Le Parlement européen est élu au suffrage universel direct dans les États membres de l’Union européenne (UE) depuis 1979. Trente-cinq ans après, les enquêtes d’opinion montrent toujours une méconnaissance générale de la signification de ce scrutin, comme d’ailleurs de l’ensemble des institutions européennes. L’abstention, considérable, traduit-elle cette ignorance, comme le croient nombre d’observateurs de l’UE ? Ou le rejet des politiques européennes mises en œuvre dans chaque État membre ? Ou les deux ?* 
Dans ce livre, écrit dans une perspective d’éducation populaire, les auteurs présentent cette assemblée dont les pouvoirs sont loin d’être négligeables. Ils décrivent un fonctionnement où la recherche permanente du consensus et le partage des postes entre les deux groupes politiques dominants - conservateur et social-démocrate - conduisent le plus souvent à dépolitiser la prise de décision. 
Ils plaident pour une refondation démocratique de la construction européenne dans laquelle les pouvoirs du Parlement européen s’articuleraient avec ceux des parlements nationaux et avec les forces politiques ancrées dans les sociétés des États membres. Une telle démarche implique une rupture radicale avec le carcan néolibéral des traités actuels et avec les partis politiques qui s’en accommodent.

Les électeurs n’ont pas besoin de recevoir des directives de boycott pour s’abstenir de voter aux élections européennes. Lors du précédent scrutin, en 2009, le taux d’abstention en France approchait 60 %. Le 25 mai 2014, selon un sondage récent, un électeur sur trois est sûr d’aller voter. L’IFOP a réalisé une étude à la demande de Valeurs actuelles afin de répondre à la question :

QUE VOTERAIENT LES ABSTENTIONNISTES AUX ÉLECTIONS EUROPÉENNES ?
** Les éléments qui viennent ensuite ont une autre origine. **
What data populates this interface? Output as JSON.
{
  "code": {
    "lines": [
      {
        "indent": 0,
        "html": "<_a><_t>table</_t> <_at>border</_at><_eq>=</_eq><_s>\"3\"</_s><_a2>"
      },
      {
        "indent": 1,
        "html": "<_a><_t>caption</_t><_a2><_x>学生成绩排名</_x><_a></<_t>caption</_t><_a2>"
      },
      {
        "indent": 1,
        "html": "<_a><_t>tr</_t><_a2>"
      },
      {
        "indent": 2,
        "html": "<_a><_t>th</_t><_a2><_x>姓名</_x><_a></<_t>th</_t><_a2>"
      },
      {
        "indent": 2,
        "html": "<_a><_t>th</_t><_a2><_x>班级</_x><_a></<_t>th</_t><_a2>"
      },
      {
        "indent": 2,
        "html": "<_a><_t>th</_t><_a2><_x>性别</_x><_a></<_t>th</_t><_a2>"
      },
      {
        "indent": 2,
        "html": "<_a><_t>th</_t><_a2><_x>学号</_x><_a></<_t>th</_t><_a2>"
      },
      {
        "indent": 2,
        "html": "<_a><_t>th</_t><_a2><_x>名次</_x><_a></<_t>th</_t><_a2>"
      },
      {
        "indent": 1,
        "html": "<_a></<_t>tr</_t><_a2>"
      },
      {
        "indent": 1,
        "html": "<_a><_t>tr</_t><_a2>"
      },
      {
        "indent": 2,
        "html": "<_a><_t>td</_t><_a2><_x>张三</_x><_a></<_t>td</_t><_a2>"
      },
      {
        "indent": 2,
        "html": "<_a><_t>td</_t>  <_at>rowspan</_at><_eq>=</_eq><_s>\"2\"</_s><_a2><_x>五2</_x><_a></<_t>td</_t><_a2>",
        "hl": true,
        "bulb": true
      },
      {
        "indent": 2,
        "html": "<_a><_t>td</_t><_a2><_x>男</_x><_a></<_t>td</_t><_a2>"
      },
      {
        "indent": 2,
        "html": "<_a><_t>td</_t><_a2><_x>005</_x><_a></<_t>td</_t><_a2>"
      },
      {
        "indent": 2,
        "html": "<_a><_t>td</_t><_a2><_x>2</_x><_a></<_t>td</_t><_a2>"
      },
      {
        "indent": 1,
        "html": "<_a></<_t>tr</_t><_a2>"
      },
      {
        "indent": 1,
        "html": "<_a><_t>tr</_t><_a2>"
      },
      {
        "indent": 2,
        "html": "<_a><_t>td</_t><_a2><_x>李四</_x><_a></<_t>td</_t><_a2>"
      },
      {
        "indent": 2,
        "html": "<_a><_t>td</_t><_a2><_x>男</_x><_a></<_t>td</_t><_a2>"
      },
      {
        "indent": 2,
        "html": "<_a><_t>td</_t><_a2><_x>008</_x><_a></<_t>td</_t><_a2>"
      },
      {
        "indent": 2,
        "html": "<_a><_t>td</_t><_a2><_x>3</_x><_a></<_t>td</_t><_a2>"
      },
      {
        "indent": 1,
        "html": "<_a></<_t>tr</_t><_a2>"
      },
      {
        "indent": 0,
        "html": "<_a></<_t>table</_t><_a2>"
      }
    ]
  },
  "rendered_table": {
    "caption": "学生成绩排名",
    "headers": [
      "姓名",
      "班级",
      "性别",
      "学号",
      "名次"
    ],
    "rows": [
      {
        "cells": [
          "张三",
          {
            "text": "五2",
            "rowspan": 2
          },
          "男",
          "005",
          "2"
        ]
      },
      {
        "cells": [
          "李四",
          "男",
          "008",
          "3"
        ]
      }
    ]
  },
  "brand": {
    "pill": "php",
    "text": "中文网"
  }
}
Alors que l’abstention devrait franchir le seuil des 60 % aux prochaines élections européennes, l’Ifop a réalisé pour Valeurs Actuelles une enquête sur ce que voteraient les très nombreux abstentionnistes si le vote était obligatoire. 
Il ressort de cette enquête que les rapports de forces mesurés sont assez semblables à ceux observés parmi les personnes ayant l’intention d’aller voter. L’ordre d’arrivée est en effet le même : FN, puis UMP puis PS. Cette proximité des résultats illustre le fait que l’abstention massive va recruter dans tous les électorats et qu’aucun parti ne sera épargné. 
On constate néanmoins, une légère prime au FN qui avec 24 % parmi les abstentionnistes, est un peu au-dessus de son score parmi les personnes certaines d’aller voter. Ceci traduit la présence d’un réservoir de voix important pour le FN, réserves que Marine Le Pen essaie de mobiliser dans sa campagne. 
Si l’UMP est au même niveau, on constate en revanche que le PS avec 14 % des voix chez les abstentionnistes est encore plus fragilisé que parmi les votants potentiels (17 %). 
L’électorat abstentionniste de gauche garde donc ses distances avec le PS et c’est Europe Ecologie Les Verts qui pourrait éventuellement bénéficier d’une mobilisation de ces déçus de la gauche, cette formation se situant à 11 % parmi les abstentionnistes (contre 9,5% parmi les électeurs certains d’aller voter).

Cette question de l’abstention divise la gauche. Certains partis prônent le boycott. C’est le cas du Mouvement Républicain et Citoyen (MRC), du Mouvement Politique d’Emancipation Populaire (M’PEP), du Parti Ouvrier Indépendant (POI), notamment.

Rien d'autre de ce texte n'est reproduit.